Now I am stuck on how to show that this does not contradict the contraction mapping theorem which says:
Let $C$ be a closed subset of the real line. If $F$ is a contractive mapping of $C$ into $C$ then $F$ has a unique fixed point. Morever, this fixed point is the limit of
every sequence obtained from $x_n+1 = F(x)$ starting with $x_0\in C$.
For $f(x) = 2\pi+x-\arctan(x)$ the domain is all reals and so is the codomain. I don't see another premise that is violated by $f(x)$.
Thanks for all the help.
Best Answer
A contraction in a metric space is a mapping $f:X\to X$ such that there exists $0<c<1$ such that for all $x,y\in X$, $x\neq y$, it holds that $d(f(x),f(y))\leq cd(x,y)$. Indeed, the Banach fixed-point theorem shows that such mappings on complete metric spaces always have a unique fixed point.
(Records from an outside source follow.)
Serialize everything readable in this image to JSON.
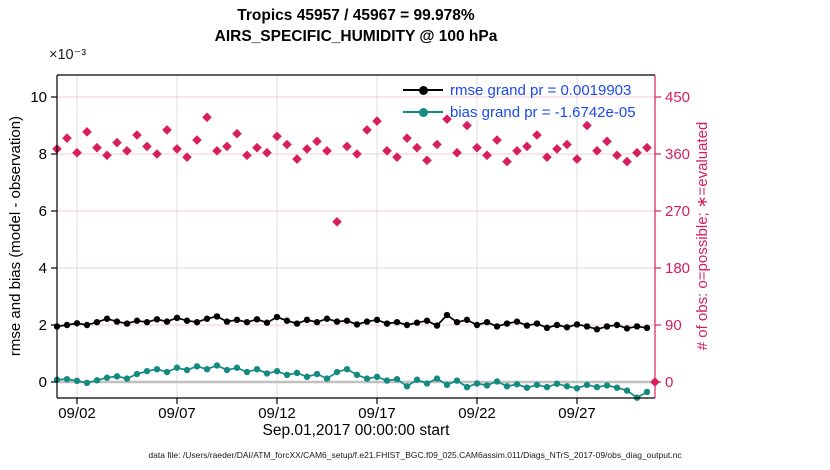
{
  "title": {
    "line1": "Tropics 45957 / 45967 = 99.978%",
    "line2": "AIRS_SPECIFIC_HUMIDITY @ 100 hPa"
  },
  "scale_note": "×10⁻³",
  "legend": {
    "text_color": "#1c49eb",
    "items": [
      {
        "label": "rmse grand pr = 0.0019903",
        "color": "#000000"
      },
      {
        "label": "bias grand pr = -1.6742e-05",
        "color": "#148a80"
      }
    ]
  },
  "axes": {
    "left": {
      "label": "rmse and bias (model - observation)",
      "ticks": [
        0,
        2,
        4,
        6,
        8,
        10
      ],
      "unit": "1e-3",
      "color": "#000000"
    },
    "right": {
      "label": "# of obs: o=possible; ∗=evaluated",
      "ticks": [
        0,
        90,
        180,
        270,
        360,
        450
      ],
      "color": "#d81e5c"
    },
    "x": {
      "label": "Sep.01,2017 00:00:00 start",
      "tick_labels": [
        "09/02",
        "09/07",
        "09/12",
        "09/17",
        "09/22",
        "09/27"
      ],
      "tick_days": [
        1,
        6,
        11,
        16,
        21,
        26
      ],
      "start_day": 0,
      "end_day": 29.9
    }
  },
  "footer": "data file: /Users/raeder/DAI/ATM_forcXX/CAM6_setup/f.e21.FHIST_BGC.f09_025.CAM6assim.011/Diags_NTrS_2017-09/obs_diag_output.nc",
  "chart_data": {
    "type": "line+scatter",
    "time_step_days": 0.5,
    "x_start": "Sep.01,2017 00:00",
    "ylim_left_1e3": [
      -0.6,
      10.8
    ],
    "ylim_right": [
      -27,
      486
    ],
    "grid": {
      "h_color": "#f3ccd8",
      "v_color": "#dcdcdc",
      "zero_line_color": "#c0c0c0"
    },
    "series": [
      {
        "name": "rmse",
        "axis": "left",
        "scale": "1e-3",
        "color": "#000000",
        "marker": "circle",
        "values": [
          1.95,
          2.0,
          2.06,
          2.0,
          2.1,
          2.22,
          2.12,
          2.05,
          2.15,
          2.1,
          2.2,
          2.12,
          2.25,
          2.15,
          2.1,
          2.22,
          2.3,
          2.12,
          2.18,
          2.1,
          2.2,
          2.08,
          2.28,
          2.15,
          2.05,
          2.18,
          2.1,
          2.22,
          2.12,
          2.15,
          2.02,
          2.12,
          2.18,
          2.05,
          2.1,
          2.0,
          2.08,
          2.15,
          1.98,
          2.35,
          2.1,
          2.18,
          2.0,
          2.1,
          1.95,
          2.05,
          2.12,
          1.98,
          2.05,
          1.9,
          2.0,
          1.92,
          2.02,
          1.95,
          1.85,
          1.95,
          2.0,
          1.88,
          1.95,
          1.9
        ]
      },
      {
        "name": "bias",
        "axis": "left",
        "scale": "1e-3",
        "color": "#148a80",
        "marker": "circle",
        "values": [
          0.08,
          0.1,
          0.04,
          -0.03,
          0.06,
          0.15,
          0.2,
          0.12,
          0.28,
          0.38,
          0.45,
          0.35,
          0.5,
          0.42,
          0.55,
          0.45,
          0.58,
          0.42,
          0.5,
          0.35,
          0.45,
          0.3,
          0.38,
          0.25,
          0.32,
          0.18,
          0.28,
          0.12,
          0.35,
          0.45,
          0.25,
          0.12,
          0.18,
          0.05,
          0.1,
          -0.15,
          0.08,
          -0.05,
          0.12,
          -0.1,
          0.05,
          -0.18,
          -0.05,
          -0.12,
          0.02,
          -0.15,
          -0.08,
          -0.2,
          -0.1,
          -0.18,
          -0.06,
          -0.15,
          -0.22,
          -0.1,
          -0.18,
          -0.12,
          -0.2,
          -0.3,
          -0.55,
          -0.35
        ]
      },
      {
        "name": "num_obs_evaluated",
        "axis": "right",
        "color": "#d81e5c",
        "marker": "diamond",
        "values": [
          368,
          385,
          362,
          395,
          370,
          358,
          378,
          365,
          390,
          372,
          360,
          398,
          368,
          355,
          382,
          418,
          365,
          372,
          392,
          358,
          370,
          362,
          388,
          375,
          352,
          368,
          380,
          365,
          253,
          372,
          360,
          398,
          412,
          365,
          355,
          385,
          370,
          350,
          375,
          415,
          362,
          405,
          370,
          358,
          382,
          348,
          365,
          372,
          390,
          355,
          368,
          375,
          352,
          405,
          365,
          380,
          358,
          348,
          362,
          370
        ],
        "extra_points": [
          {
            "day": 29.9,
            "value": 0
          }
        ]
      }
    ]
  }
}
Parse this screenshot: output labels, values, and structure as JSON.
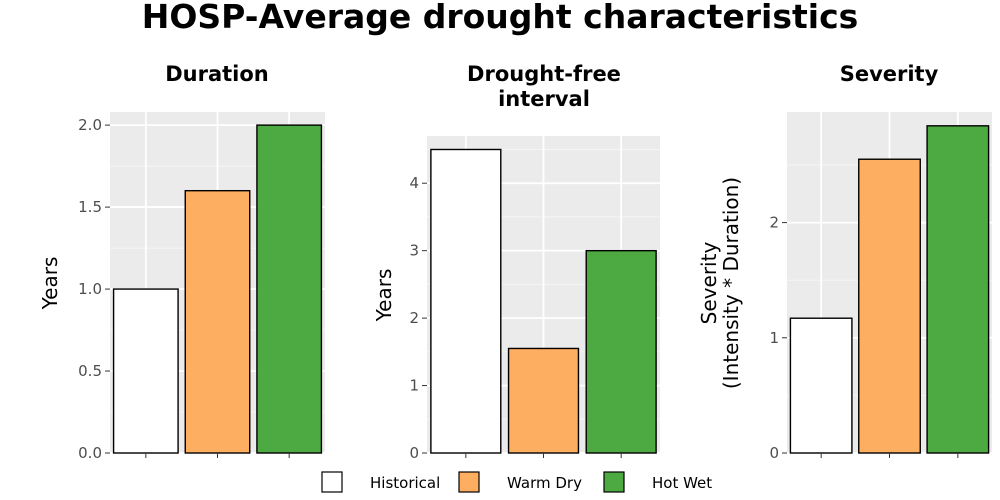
{
  "title": "HOSP-Average drought characteristics",
  "legend": {
    "position": "bottom",
    "items": [
      {
        "label": "Historical",
        "color": "#ffffff"
      },
      {
        "label": "Warm Dry",
        "color": "#fdae61"
      },
      {
        "label": "Hot Wet",
        "color": "#4daa42"
      }
    ]
  },
  "chart_data": [
    {
      "type": "bar",
      "title": "Duration",
      "ylabel": "Years",
      "xlabel": "",
      "categories": [
        "Historical",
        "Warm Dry",
        "Hot Wet"
      ],
      "values": [
        1.0,
        1.6,
        2.0
      ],
      "ylim": [
        0,
        2.08
      ],
      "yticks": [
        0,
        0.5,
        1.0,
        1.5,
        2.0
      ],
      "ytick_labels": [
        "0.0",
        "0.5",
        "1.0",
        "1.5",
        "2.0"
      ],
      "colors": [
        "#ffffff",
        "#fdae61",
        "#4daa42"
      ],
      "grid": true
    },
    {
      "type": "bar",
      "title": "Drought-free interval",
      "title_lines": [
        "Drought-free",
        "interval"
      ],
      "ylabel": "Years",
      "xlabel": "",
      "categories": [
        "Historical",
        "Warm Dry",
        "Hot Wet"
      ],
      "values": [
        4.5,
        1.55,
        3.0
      ],
      "ylim": [
        0,
        4.7
      ],
      "yticks": [
        0,
        1,
        2,
        3,
        4
      ],
      "ytick_labels": [
        "0",
        "1",
        "2",
        "3",
        "4"
      ],
      "colors": [
        "#ffffff",
        "#fdae61",
        "#4daa42"
      ],
      "grid": true
    },
    {
      "type": "bar",
      "title": "Severity",
      "ylabel": "Severity (Intensity * Duration)",
      "ylabel_lines": [
        "Severity",
        "(Intensity * Duration)"
      ],
      "xlabel": "",
      "categories": [
        "Historical",
        "Warm Dry",
        "Hot Wet"
      ],
      "values": [
        1.17,
        2.55,
        2.84
      ],
      "ylim": [
        0,
        2.96
      ],
      "yticks": [
        0,
        1,
        2
      ],
      "ytick_labels": [
        "0",
        "1",
        "2"
      ],
      "colors": [
        "#ffffff",
        "#fdae61",
        "#4daa42"
      ],
      "grid": true
    }
  ]
}
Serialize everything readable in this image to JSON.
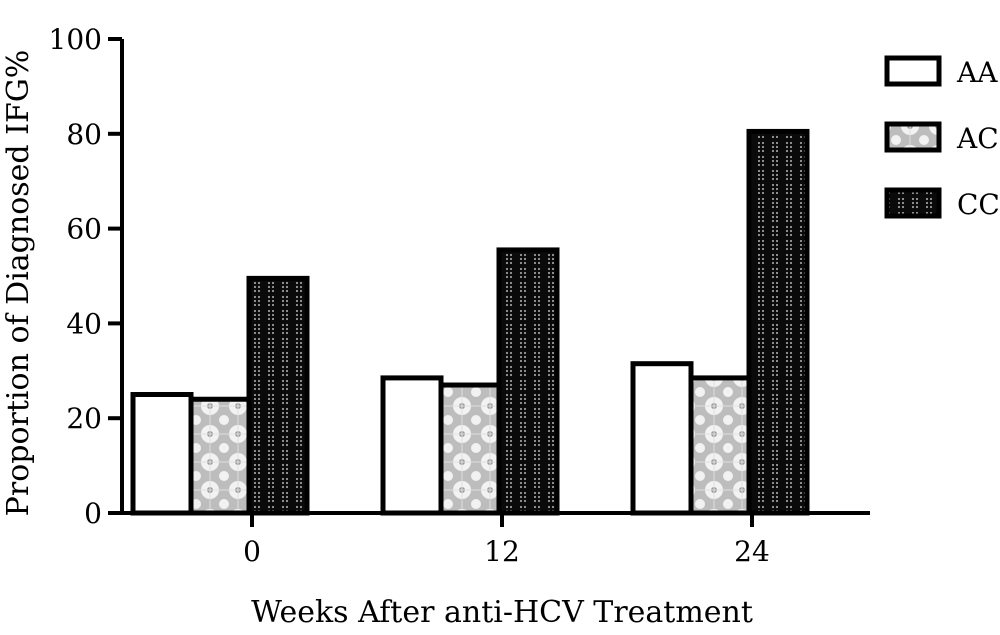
{
  "chart_data": {
    "type": "bar",
    "title": "",
    "xlabel": "Weeks After anti-HCV Treatment",
    "ylabel": "Proportion of Diagnosed IFG%",
    "categories": [
      "0",
      "12",
      "24"
    ],
    "ylim": [
      0,
      100
    ],
    "yticks": [
      "0",
      "20",
      "40",
      "60",
      "80",
      "100"
    ],
    "grid": false,
    "legend_position": "top-right",
    "series": [
      {
        "name": "AA",
        "values": [
          25,
          28.5,
          31.5
        ],
        "fill": "#ffffff",
        "pattern": "none"
      },
      {
        "name": "AC",
        "values": [
          24,
          27,
          28.5
        ],
        "fill": "#cccccc",
        "pattern": "light-dotted"
      },
      {
        "name": "CC",
        "values": [
          49.5,
          55.5,
          80.5
        ],
        "fill": "#111111",
        "pattern": "dark-dotted"
      }
    ]
  }
}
However, if one relaxes the conditions to require only $d(f(x),f(y))<d(x,y)$ (for all $x\neq y$), the function in question no longer necessarily has a fixed point. Indeed, the example you provide demonstrates that principle well: note that where you show that $|f(x)-f(y)|=|f^\prime(x)(x-y)|$, based (I presume) on the mean-value theorem, in fact all that can be known is that there exists some $z\in(y,x)$ (or $(x,y)$, naturally) such that $f(x)-f(y)=f^\prime(z)(x-y)$. Hence, the fact that--for the provided function--$\lim_{z\to\infty}f^\prime(z)=1$ implies that no $c<1$ exists to be used in the conditions to the Banach fixed-point theorem.
It remains true, however, that such a mapping cannot have more than a single fixed point, as that part of the proof relies solely on the strict inequality. As an aside, if one accepts the assumption that $X$ is compact (hence, as @MattE reminds us, necessarily complete), then even such mappings still have a (unique) fixed-point, as the only possible minimum to the continuous function $F(x)=d(x,f(x))$.